Figure 13 shows the plywood has been cut and is ready to be inserted in the platform shell. You can see in this picture that I have cut the upper shell of the platform to extend the platform. You would not be making this cut if you are just rebuilding the platform. The holes for the teak inserts need to be cut once all the trimming and fitting of the edges. I also drilled about 15 -1/8” holes in the plywood.
Figure 14 shows all 3 pieces of the wood are dry fitted and ready for fibreglass. Before you start pouring resin into the shell you need to remove the wood and cut 2 pieces of fibreglass cloth that will cover the shell. This picture is of an extended platform but the process is the same.
Figure 15 shows the fibreglass cloth has been cut and fitted, the cloth needs to be removed and some resin mixed. Once you have about a quart of resin mixed pour it into one side of the shell.

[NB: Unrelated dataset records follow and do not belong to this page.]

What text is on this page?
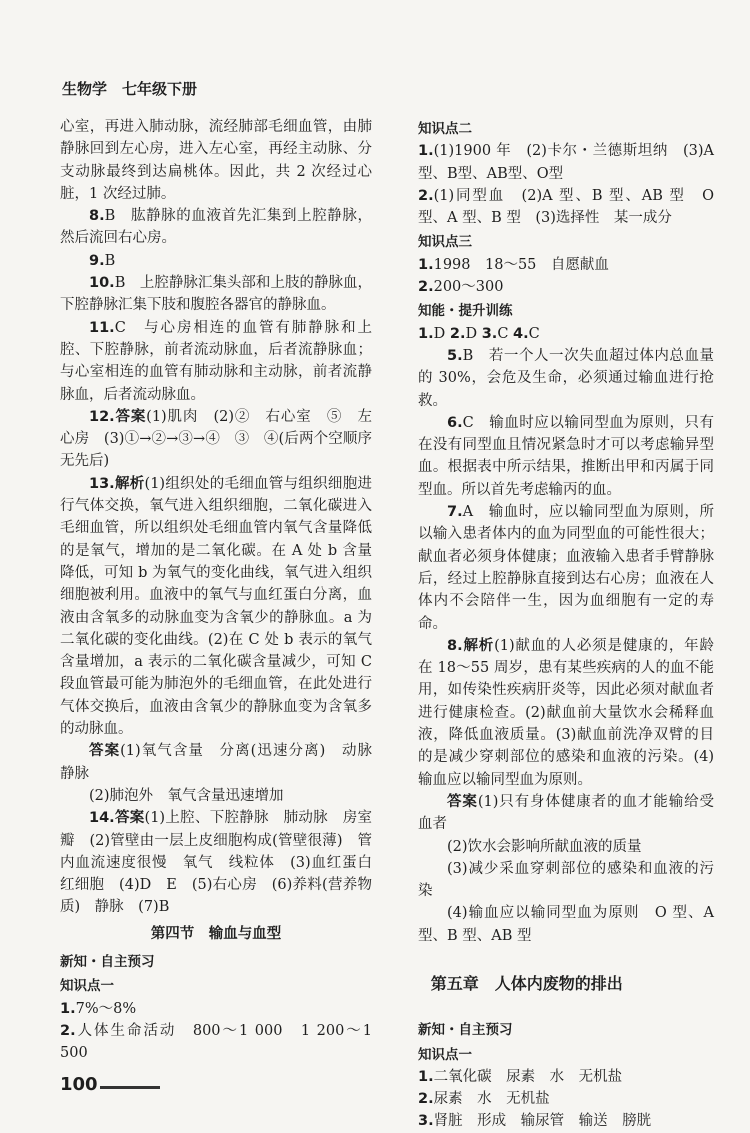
生物学　七年级下册

心室，再进入肺动脉，流经肺部毛细血管，由肺静脉回到左心房，进入左心室，再经主动脉、分支动脉最终到达扁桃体。因此，共 2 次经过心脏，1 次经过肺。

8.B　肱静脉的血液首先汇集到上腔静脉，然后流回右心房。

9.B

10.B　上腔静脉汇集头部和上肢的静脉血，下腔静脉汇集下肢和腹腔各器官的静脉血。

11.C　与心房相连的血管有肺静脉和上腔、下腔静脉，前者流动脉血，后者流静脉血；与心室相连的血管有肺动脉和主动脉，前者流静脉血，后者流动脉血。

12.答案(1)肌肉　(2)②　右心室　⑤　左心房　(3)①→②→③→④　③　④(后两个空顺序无先后)

13.解析(1)组织处的毛细血管与组织细胞进行气体交换，氧气进入组织细胞，二氧化碳进入毛细血管，所以组织处毛细血管内氧气含量降低的是氧气，增加的是二氧化碳。在 A 处 b 含量降低，可知 b 为氧气的变化曲线，氧气进入组织细胞被利用。血液中的氧气与血红蛋白分离，血液由含氧多的动脉血变为含氧少的静脉血。a 为二氧化碳的变化曲线。(2)在 C 处 b 表示的氧气含量增加，a 表示的二氧化碳含量减少，可知 C 段血管最可能为肺泡外的毛细血管，在此处进行气体交换后，血液由含氧少的静脉血变为含氧多的动脉血。

答案(1)氧气含量　分离(迅速分离)　动脉　静脉

(2)肺泡外　氧气含量迅速增加

14.答案(1)上腔、下腔静脉　肺动脉　房室瓣　(2)管壁由一层上皮细胞构成(管壁很薄)　管内血流速度很慢　氧气　线粒体　(3)血红蛋白　红细胞　(4)D　E　(5)右心房　(6)养料(营养物质)　静脉　(7)B

第四节　输血与血型

新知・自主预习

知识点一

1.7%～8%

2.人体生命活动　800～1 000　1 200～1 500

知识点二

1.(1)1900 年　(2)卡尔・兰德斯坦纳　(3)A型、B型、AB型、O型

2.(1)同型血　(2)A 型、B 型、AB 型　O 型、A 型、B 型　(3)选择性　某一成分

知识点三

1.1998　18～55　自愿献血

2.200～300

知能・提升训练

1.D 2.D 3.C 4.C

5.B　若一个人一次失血超过体内总血量的 30%，会危及生命，必须通过输血进行抢救。

6.C　输血时应以输同型血为原则，只有在没有同型血且情况紧急时才可以考虑输异型血。根据表中所示结果，推断出甲和丙属于同型血。所以首先考虑输丙的血。

7.A　输血时，应以输同型血为原则，所以输入患者体内的血为同型血的可能性很大；献血者必须身体健康；血液输入患者手臂静脉后，经过上腔静脉直接到达右心房；血液在人体内不会陪伴一生，因为血细胞有一定的寿命。

8.解析(1)献血的人必须是健康的，年龄在 18～55 周岁，患有某些疾病的人的血不能用，如传染性疾病肝炎等，因此必须对献血者进行健康检查。(2)献血前大量饮水会稀释血液，降低血液质量。(3)献血前洗净双臂的目的是减少穿刺部位的感染和血液的污染。(4)输血应以输同型血为原则。

答案(1)只有身体健康者的血才能输给受血者

(2)饮水会影响所献血液的质量

(3)减少采血穿刺部位的感染和血液的污染

(4)输血应以输同型血为原则　O 型、A 型、B 型、AB 型

第五章　人体内废物的排出

新知・自主预习

知识点一

1.二氧化碳　尿素　水　无机盐

2.尿素　水　无机盐

3.肾脏　形成　输尿管　输送　膀胱

100
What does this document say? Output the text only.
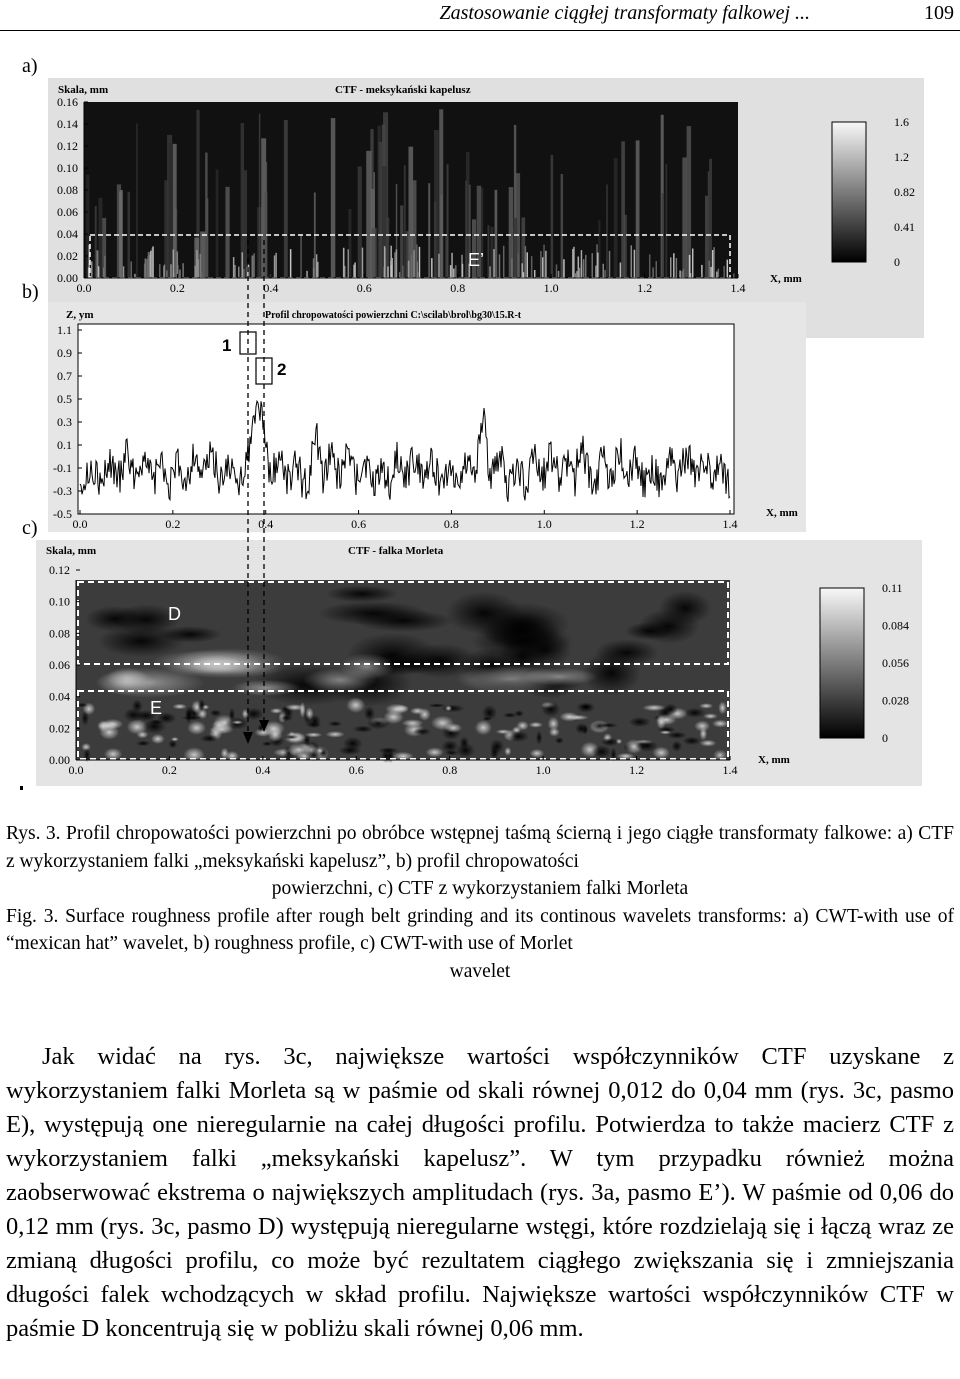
Zastosowanie ciągłej transformaty falkowej ...	109
a)
Skala, mm	CTF - meksykański kapelusz
E’
0.16
0.14
0.12
0.10
0.08
0.06
0.04
0.02
0.00
0.0	0.2	0.4	0.6	0.8	1.0	1.2	1.4
X, mm
1.6
1.2
0.82
0.41
0
b)
Z, ym	Profil chropowatości powierzchni C:\scilab\brol\bg30\15.R-t
1.1
0.9
0.7
0.5
0.3
0.1
-0.1
-0.3
-0.5
0.0	0.2	0.4	0.6	0.8	1.0	1.2	1.4
X, mm
1
2
c)
Skala, mm	CTF - falka Morleta
D
E
0.12
0.10
0.08
0.06
0.04
0.02
0.00
0.0	0.2	0.4	0.6	0.8	1.0	1.2	1.4
X, mm
0.11
0.084
0.056
0.028
0
Rys. 3. Profil chropowatości powierzchni po obróbce wstępnej taśmą ścierną i jego ciągłe transformaty falkowe: a) CTF z wykorzystaniem falki „meksykański kapelusz”, b) profil chropowatości
powierzchni, c) CTF z wykorzystaniem falki Morleta
Fig. 3. Surface roughness profile after rough belt grinding and its continous wavelets transforms: a) CWT-with use of “mexican hat” wavelet, b) roughness profile, c) CWT-with use of Morlet
wavelet

Jak widać na rys. 3c, największe wartości współczynników CTF uzyskane z wykorzystaniem falki Morleta są w paśmie od skali równej 0,012 do 0,04 mm (rys. 3c, pasmo E), występują one nieregularnie na całej długości profilu. Potwierdza to także macierz CTF z wykorzystaniem falki „meksykański kapelusz”. W tym przypadku również można zaobserwować ekstrema o największych amplitudach (rys. 3a, pasmo E’). W paśmie od 0,06 do 0,12 mm (rys. 3c, pasmo D) występują nieregularne wstęgi, które rozdzielają się i łączą wraz ze zmianą długości profilu, co może być rezultatem ciągłego zwiększania się i zmniejszania długości falek wchodzących w skład profilu. Największe wartości współczynników CTF w paśmie D koncentrują się w pobliżu skali równej 0,06 mm.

Take a piece of the cloth and lay it back down in the shell. You need to use either a fibreglass cloth roller or a 1 ½” scraper like I did and force the cloth through the resin. You might need to mix more resin as the cloth needs to be wet enough to bond to the wood as well as the shell.
Figure 16 shows the wood has been laid on the wet resin and fibreglass cloth and is clamped and weighted down. The resin should ouse out of the 1/8” holes, if it does not you need to remove the clamps and pour some resin around the edges and re-clamp.

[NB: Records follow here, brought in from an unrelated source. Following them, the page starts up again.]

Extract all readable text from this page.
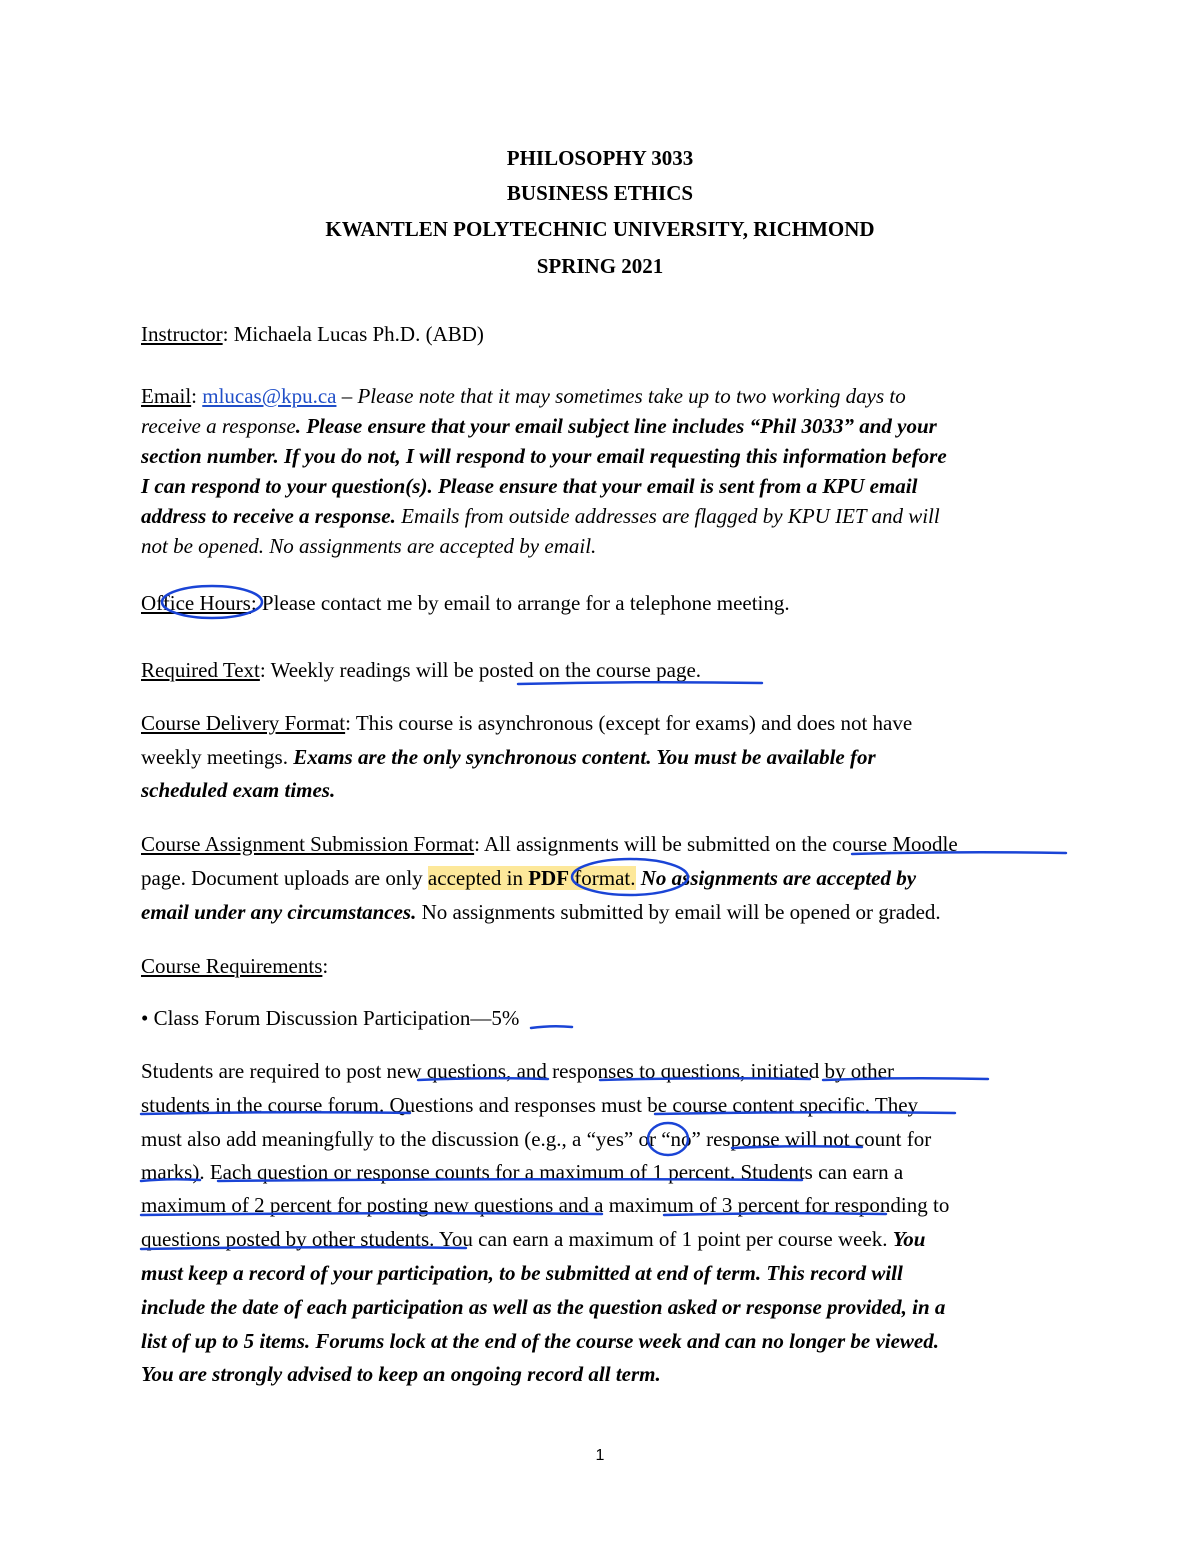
PHILOSOPHY 3033
BUSINESS ETHICS
KWANTLEN POLYTECHNIC UNIVERSITY, RICHMOND
SPRING 2021
Instructor: Michaela Lucas Ph.D. (ABD)
Email: mlucas@kpu.ca – Please note that it may sometimes take up to two working days to
receive a response. Please ensure that your email subject line includes “Phil 3033” and your
section number. If you do not, I will respond to your email requesting this information before
I can respond to your question(s). Please ensure that your email is sent from a KPU email
address to receive a response. Emails from outside addresses are flagged by KPU IET and will
not be opened. No assignments are accepted by email.
Office Hours: Please contact me by email to arrange for a telephone meeting.
Required Text: Weekly readings will be posted on the course page.
Course Delivery Format: This course is asynchronous (except for exams) and does not have
weekly meetings. Exams are the only synchronous content. You must be available for
scheduled exam times.
Course Assignment Submission Format: All assignments will be submitted on the course Moodle
page. Document uploads are only accepted in PDF format. No assignments are accepted by
email under any circumstances. No assignments submitted by email will be opened or graded.
Course Requirements:
• Class Forum Discussion Participation—5%
Students are required to post new questions, and responses to questions, initiated by other
students in the course forum. Questions and responses must be course content specific. They
must also add meaningfully to the discussion (e.g., a “yes” or “no” response will not count for
marks). Each question or response counts for a maximum of 1 percent. Students can earn a
maximum of 2 percent for posting new questions and a maximum of 3 percent for responding to
questions posted by other students. You can earn a maximum of 1 point per course week. You
must keep a record of your participation, to be submitted at end of term. This record will
include the date of each participation as well as the question asked or response provided, in a
list of up to 5 items. Forums lock at the end of the course week and can no longer be viewed.
You are strongly advised to keep an ongoing record all term.
1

Figure 17 and 18 shows the resin is almost level with the new plywood, you can also see the resin has oused through the 1/8” holes that were drilled. The platform needs to remain clamped for the next 24 hours this gives everything time to dry. Once it is dry it is time to grind the excess resin that came out the 1/8” holes and any that might have come over the edges. I now cut enough fibreglass cloth for six layers of mate and resin. As each layer is applied it is important to get all the air bubbles out and to make it as smooth as possible, I used my 1 ½” scraper to force the cloth through the resin to form one solid unit. When I got to the 3rd layer I started to build the sides edges up and the edges of the cut out for the teak inserts. As you can see the edges are still transparent, even though the sides are a ½” thick.

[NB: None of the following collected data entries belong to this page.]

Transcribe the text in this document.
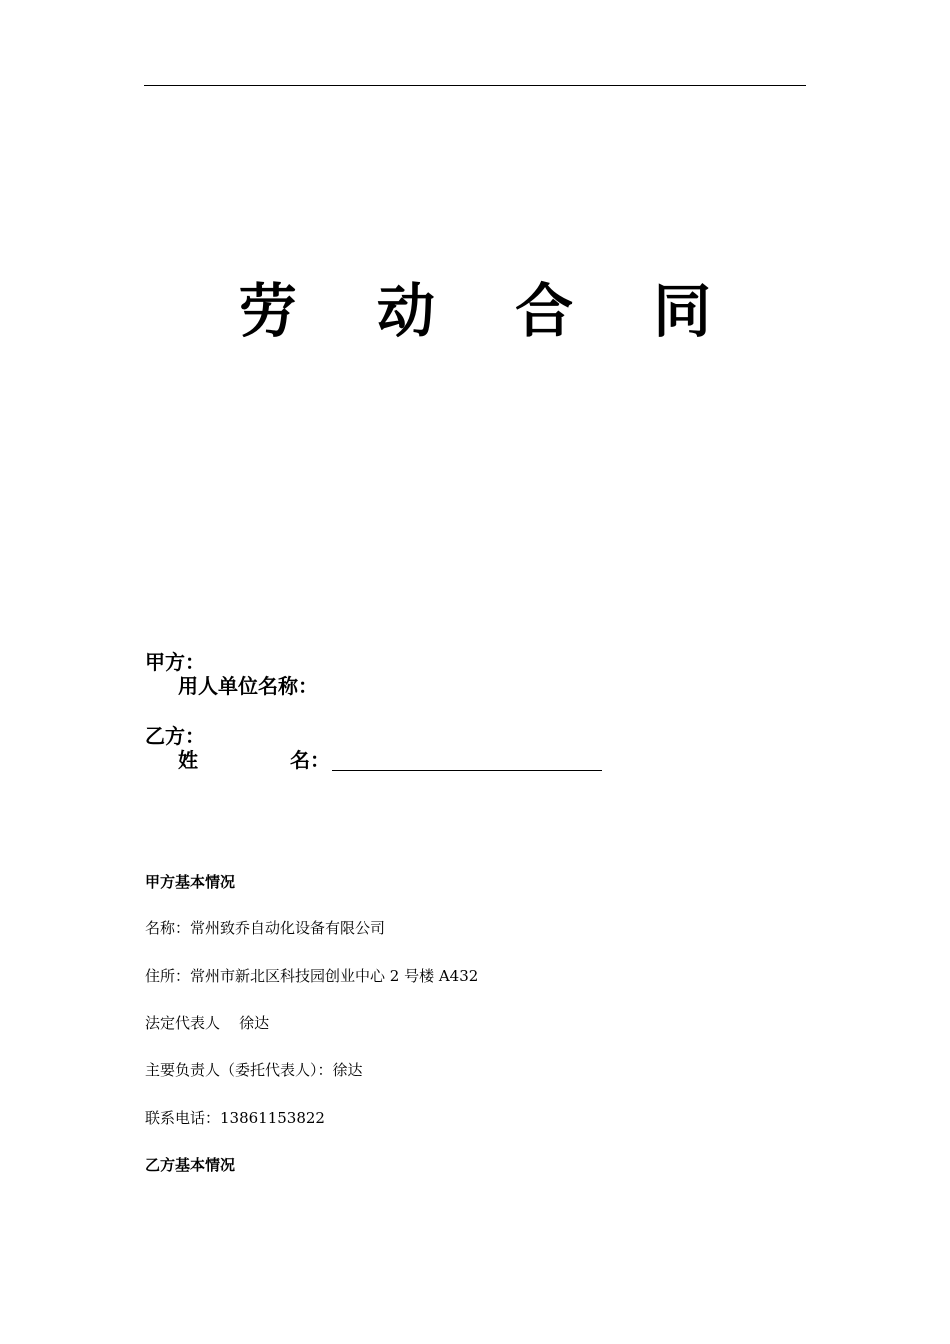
劳 动 合 同
甲方：
用人单位名称：
乙方：
姓	名：
甲方基本情况
名称：常州致乔自动化设备有限公司
住所：常州市新北区科技园创业中心 2 号楼 A432
法定代表人    徐达
主要负责人（委托代表人）：徐达
联系电话：13861153822
乙方基本情况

Figure 19 the picture is of an expanded swim platform but the process for gelcote and drilling the holes is the same for a normal depth platform.
The last process is to gelcote the underside of the platform. This is when you can practice getting the gelcote the same color as the boat. To get the cream color of the gelcoat on my 1988 hull I used white gelcote and used a little strong yellow tint and a touch of red strong tint. You do not add brown or beige gelcote tint to make a cream color. You also want to practice with a small amount about 4 ounces, you only need to add a few drops of the yellow and one of the red to change the color. If you are mounting the platform in the same location then you need to drill the old holes 2 sizes larger and then coat the holes with gelcote. Once that has dried you can drill the holes the correct size and mount the platform back on the boat. All fasteners should be coated with 5200 or 4200 to insure a water tight installation.
1- 4X8 sheet of exterior glad plywood (same material used in 1988).
1- Quart white gelcote.
1- 1 oz strong gelcote yellow tint.
1- 1 oz strong gelcote red tint.
1- 50 ft X 36 inch fibreglass mate.
5- Gallons of non-waxed resin and hardener don’t get the waxed.
1- Quart of acetone used for cleaning up any spills or cleaning tools.
3- 3” rollers and a handle used for gelcote, don’t clean them throw them away 3 coats.
8- ½” paint brushes, I bought the non name cheap ones, used to mix resin and help with spreading resin
8- 1” paint brushes, I bought the non name cheap ones.